33.Regarding the Committee’s general recommendation 23 (2008) for immigrant domestic workers mentioned in paragraph 39c and specifically the reinforcement of the right of domestic workers for legal change of employer, this right is ensured and safeguarded through their contract of employment.

34.In particular, paragraph 4 of the employment contract provides the preconditions for the legal termination of employment, as stated below.

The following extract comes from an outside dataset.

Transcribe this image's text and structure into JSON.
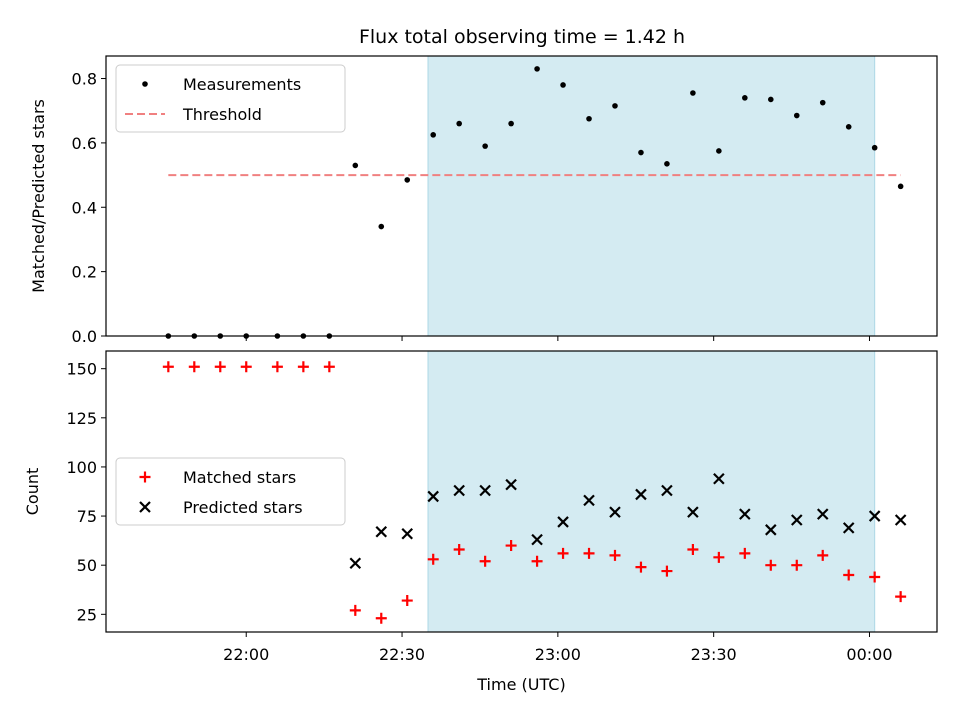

35.The Contract of Employment may be terminated:

(a)Upon a mutual agreement between the Employee and the Employer, provided that a release document is completed and signed by both parties, in the presence of witnesses. The mutual termination of the contract may be done at any time after a mutual agreement. The release agreement allows the employee to search for employment for a period of one (1) month. During the aforementioned period the employee may stay and work at the house of his/her employer, unless there is a mutual agreement for immediate termination. In such a case the Employee shall be obliged to inform the District Aliens and Immigration Unit in respect to his/her temporary address;

(b)Upon a one-month (1) notice given by either party under the terms and conditions of the Termination of Employment Laws of 1967 to 2002, as these are amended from time to time. During the notice period, the Employer shall facilitate the Employee while searching for employment;

(c)Forthwith without notice, in accordance with section 5 of the Termination of Employment Law;

(d) Where the employee is absent from his work due to sick leave, which is not attributed to an accident covered under the Industrial Accidents Act, for more than one month. In such a case, the Employer shall have the right to terminate the employment of the Employee and to make arrangements for the Employee’s repatriation if his/her state of health so permits. The Employer shall have no other obligations with regards to the Employee;

(e)In the case of a labour dispute between the Employee and the Employer. In such a case one of the two parties or both parties separately, may submit in writing a relevant complaint to the District Aliens and Immigration Unit of the Police, as well as the Department of Labour Relations for examination by the Labour Disputes Committee. In the case of criminal offences, all complaints shall be submitted to the Police Station of the area where the alien resides.

36.In reference to point (c), a further note is that up to three changes in employer are permitted, although pursuant to the decision of the Council of Ministers on 27/02/2020, more than three changes are permitted in cases where the employer is over 80 years old. Regarding the suitability of the accommodation, the Employer must complete the relevant field in the application, which is then signed.